Thanks for the interaction. I appreciate your thoughts.

John Thomson said...

With Lynne on this.

I see the force of Gen 3:15 as primal. It (CV)expresses the goal while PSA describes the means.

FrGregACCA said...

John, the means are not in question: they are the life, ministry, voluntary death (by unjust execution), resurrection, and ascension of the Eternal Son of God made human, followed by His giving the gift of the Holy Spirit and thereby constituting the Church, His mystical body.

This is what Gen. 3:15 predicts. However, PSA, like CV and the others, is an INTERPRETATION of how these means results in our being reconciled with God and healed from sin.
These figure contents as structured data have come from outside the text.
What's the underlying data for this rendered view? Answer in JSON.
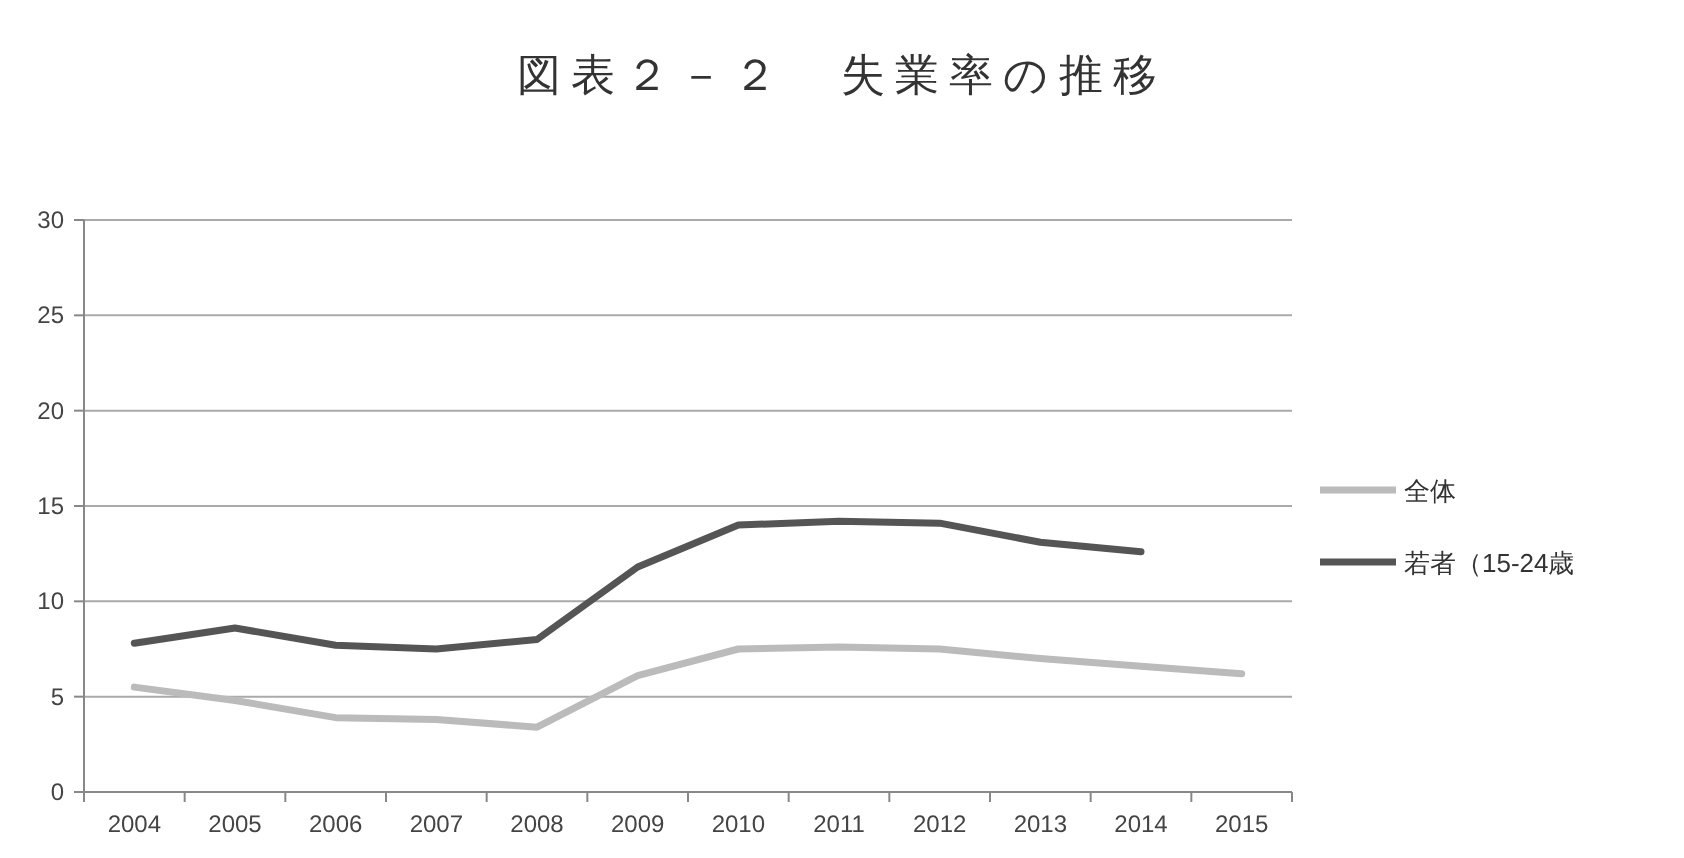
{
  "chart_data": {
    "type": "line",
    "title": "図表２－２　失業率の推移",
    "categories": [
      "2004",
      "2005",
      "2006",
      "2007",
      "2008",
      "2009",
      "2010",
      "2011",
      "2012",
      "2013",
      "2014",
      "2015"
    ],
    "series": [
      {
        "name": "全体",
        "color": "#bbbbbb",
        "values": [
          5.5,
          4.8,
          3.9,
          3.8,
          3.4,
          6.1,
          7.5,
          7.6,
          7.5,
          7.0,
          6.6,
          6.2
        ]
      },
      {
        "name": "若者（15-24歳",
        "color": "#555555",
        "values": [
          7.8,
          8.6,
          7.7,
          7.5,
          8.0,
          11.8,
          14.0,
          14.2,
          14.1,
          13.1,
          12.6,
          null
        ]
      }
    ],
    "ylim": [
      0,
      30
    ],
    "yticks": [
      0,
      5,
      10,
      15,
      20,
      25,
      30
    ],
    "grid": "y",
    "legend": "right",
    "marker": "none",
    "line_style": "solid"
  }
}
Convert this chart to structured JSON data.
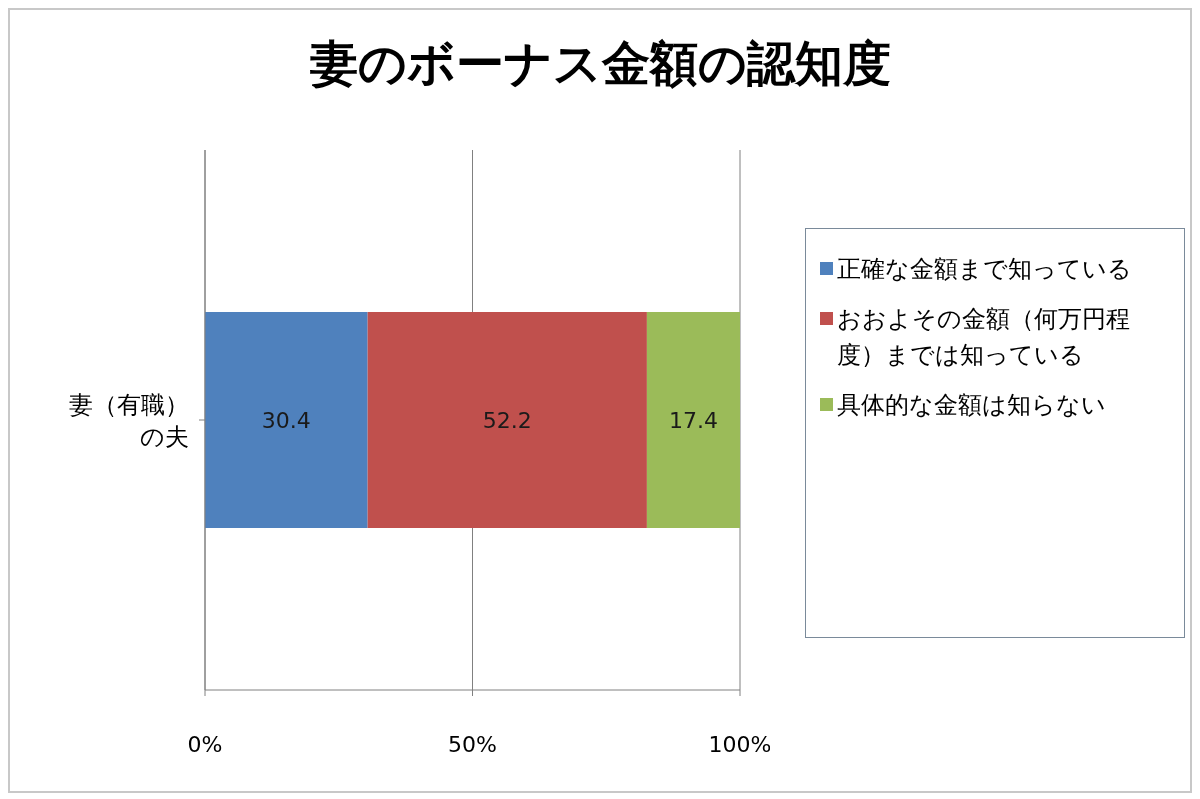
{
  "chart_data": {
    "type": "bar",
    "orientation": "horizontal",
    "stacked": true,
    "title": "妻のボーナス金額の認知度",
    "categories": [
      "妻（有職）の夫"
    ],
    "series": [
      {
        "name": "正確な金額まで知っている",
        "color": "#4f81bd",
        "values": [
          30.4
        ]
      },
      {
        "name": "おおよその金額（何万円程度）までは知っている",
        "color": "#c0504d",
        "values": [
          52.2
        ]
      },
      {
        "name": "具体的な金額は知らない",
        "color": "#9bbb59",
        "values": [
          17.4
        ]
      }
    ],
    "xlim": [
      0,
      100
    ],
    "xticks": [
      {
        "value": 0,
        "label": "0%"
      },
      {
        "value": 50,
        "label": "50%"
      },
      {
        "value": 100,
        "label": "100%"
      }
    ],
    "grid": "x",
    "legend": "right",
    "data_labels": true
  }
}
Peter: I do understand the difference between retributive, restorative, and other types of justice. However, your description, and the usual definition, begs all kinds of questions regarding who "deserves" what and why "punish" wrongdoing in the first place. IOW, is "retributive justice" perhaps an oxymoron? It seems to me that what we call retributive justice is meted out primarily to deter others from doing the same or similar things and/or to protect and vindicate the victims of wrongdoing. Retributive justice is never, as far as I can tell, a matter only of someone getting "what they deserve." "The rain falls on the just and the unjust."

Romans 12:19 quotes Deuteronomy 32:25. In this context, “retributive justice” is indeed a matter of protecting God’s people from those who would unjustly deprive them of their rights and of vindicating them before their persecutors. The same would apply, it would seem, to St. Paul’s use of this as well. In other words, God protects God’s people, but God doesn’t do vendettas.

Regarding sin per se vs. the refusal to repent, to rethink, and to accept God’s remedy for one’s fallen and debilitated condition: Obviously the latter is an instance of the former. However, if we can compare sin to smoking which causes lung cancer, then spurning repentance is like refusing to quit smoking and not getting the cancer treated. Does that make sense? Again, this fits with what we read in Acts 17:30 as well as what I cited previously. "How can we escape if we neglect such great salvation?"

Re: Divine wrath and love. There is one statement in the Bible that describes God ontologically: “God IS Love.” Therefore, everything that God does, that God is, must be grounded in the Divine Love that IS God. This begins with the Trinitarian nature of the Divine Being and moves on from there.

John Smuts said...

I take your historical points about CV Mike. I also agree that it is both / and.

However, the reason why I think PSA has become a kind of link model is that it is more fully trinitarian than the other models - certainly more so than CV.

Peter Gurry said...

Greg, I'm afraid you're misusing your terms. By definition, retributive justice is not restorative for the person on the receiving end of it. It may vindicate and protect those who the perpetrator has wronged, but for the perpetrator it is, by definition, not restorative. Hence it is a false disjunction to say that "God protects God’s people, but God doesn’t do vendettas."

If you want to talk about forms of justice that don't involve people getting what they deserve, that's fine. But for clarity, those forms should not be called retributive.

Regarding your unease about the questions raised by retributive justice, let me make a few points. First, retributive justice is quite clear about why wrongdoing should be punished: because it is exactly deserved. No more, no less. The seriousness of the crime warrants an equivalently seriousness for its punishment. But you are probably really meaning to ask how we could ever know with precision when a punishment is exactly equivalent to the crime, but that's really a different question. In God's case, I'm quite confident that he is up to the challenge. This is also provides one of several reasons why humans are forbidden from doing what God rightly does: taking personal vengeance. (As I said earlier, personal revenge is an issue of idolatry.)

Thanks again for the interaction. I harp on the issue of definition only because my conversations with opponents of God's use of retributive justice has shown me that they are often rejecting what they do not understand.

FrGregACCA said...

You're welcome, Peter. If what you are saying is the case, then, in fact, "retributive justice" is an oxymoron.